A strong safety culture is an essential foundation as organizations work to reduce harm. However, safety culture has declined during the COVID-19 pandemic, as national safety event rates—like CLABSI, falls, and pressure injuries—also worsened. Healthcare leaders must focus on driving safety culture—a leading indicator of improved safety outcomes.
To do this effectively, it's important to identify disparities in safety culture perceptions across different employee subgroups. New Press Ganey data, from the largest national safety culture dataset, shows that workforce perceptions of safety culture differ by race, ethnicity, and gender. Addressing these gaps can both increase employee buy-in for safety and drive down harm.
In addition, safety culture is strongly correlated to perceptions of diversity and equity—which, in turn, are strongly correlated to employees’ risk of voluntary churn. Therefore, this work on promoting safety culture and reducing disparities in safety culture perceptions has a potentially significant impact on creating a culture of inclusion and improving employees’ likelihood to stay—two critical metrics when the nation is experiencing a healthcare staffing shortage.
About this analysis: Press Ganey measures safety culture with a 19-question validated instrument that includes three domains: “Prevention & Reporting,” “Pride & Reputation,” and “Resources & Teamwork” (Figure 1). This analysis focuses on the “Prevention & Reporting” domain, with feedback collected between January and November 2021 from 143,896 respondents at 57 client organizations.
There are significant differences in perceptions of safety culture by race and gender. Overall, respondents who identify as Asian have a stronger perception of safety culture compared to those who identify as White. Respondents who identify as Black/African American, Native Hawaiian, two or more races, or “other” have a worse perception across all questions in the domain. Women also have lower perceptions than men. (Figure 2)
When segmenting by role, differences also exist in perceptions of safety culture by race and/or gender. Among physicians, race/ethnicity did not show substantial differences, but gender mattered considerably. It's also important to note the lack of representation (with low sample size) of physicians who are American Indian or Alaska Native. (Figure 3)
Among nurses, Asian respondents report significantly more positive perceptions of nearly all measures compared to those who identify as White. Black/African American nurses have significantly higher scores for two of the measures (“organization is improving patient safety” and “employees/managers work toward a safe workplace”); nurses who identify as Native Hawaiian/other Pacific Islander, “two or more races,” or “other” have lower perceptions. Women also have lower perceptions than their male counterparts. (Figure 4)
For service roles, only Asian staff report more favorable experiences than White staff—all other racial groups report worse perceptions compared to White staff. Of note, Hispanic/Latino ethnicity does not seem to be a substantial factor in perceptions for any job category subgroup. (Figure 5)
Black/African American managers have substantially lower perceptions of safety culture than their peers. (Figure 6)
Safety culture is foundational to patient safety. And improving safety culture must be a leadership imperative.
Implementing the following four fundamentals of high reliability organizing is key to transforming your safety culture.
- Adopt the goal of zero harm goal and message on safety
- Measure harm and make harm visible
- Foster a fair and just culture
- Practice daily check-ins for safety
It's critical to bring the equity lens to all the important work we do to advance patient safety. As leaders work to implement these culture transformation strategies reliably and equitably, it's important to understand that there are key differences in how subgroups of employees perceive safety culture—both overall and within job types—particularly by race and gender. But identifying the differences is just the first step: Next is understanding why these differences exist at all.
Conducting focus groups and pulse surveying on safety culture items can help get to the root causes. Running targeted interventions on demographics who report lower perceptions of safety culture—notably, women physicians and Black managers—is also a critical strategy for retaining these key leaders at your organization.
Ultimately, the goal is to optimize safety culture by identifying gaps and then implementing interventions to close them.

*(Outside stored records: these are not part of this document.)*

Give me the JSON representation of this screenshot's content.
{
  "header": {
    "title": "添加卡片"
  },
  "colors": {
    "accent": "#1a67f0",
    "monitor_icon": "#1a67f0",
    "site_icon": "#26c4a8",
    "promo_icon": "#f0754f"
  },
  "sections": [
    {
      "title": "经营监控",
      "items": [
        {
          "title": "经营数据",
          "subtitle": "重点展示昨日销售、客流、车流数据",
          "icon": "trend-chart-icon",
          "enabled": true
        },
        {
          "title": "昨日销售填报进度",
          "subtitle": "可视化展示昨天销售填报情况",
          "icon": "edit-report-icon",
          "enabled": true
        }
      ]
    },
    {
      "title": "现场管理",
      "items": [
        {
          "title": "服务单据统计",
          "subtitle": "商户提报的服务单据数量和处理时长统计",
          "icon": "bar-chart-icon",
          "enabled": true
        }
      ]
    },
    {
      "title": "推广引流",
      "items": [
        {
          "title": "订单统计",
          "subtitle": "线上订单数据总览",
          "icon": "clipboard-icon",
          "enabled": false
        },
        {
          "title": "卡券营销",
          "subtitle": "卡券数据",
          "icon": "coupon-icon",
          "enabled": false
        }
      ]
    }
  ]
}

Achieving this will require organizations to redouble their efforts toward a safety-first, zero harm culture for all patients and associates. At the same time, they will need to integrate DEI competence into safety culture, including cultural competence or bias training. Breaking down silos between the domains of safety culture and diversity and inclusion initiatives will prove essential to success.
ABOUT THE DATA
- Even a small difference in mean score could represent a meaningful difference in percentile ranks. Of note, a 0.05 decrease can be the equivalent of 8–10 percentile points.
- A change in score of +/- 0.05 is associated with a percentile rank change for a facility at the 50th percentile. There's a range (9–13 rank increase, 8–10 rank decrease) because each of the items in the subtheme has a slightly different distribution.
- We control for the system and the job category when summarizing the differences between groups.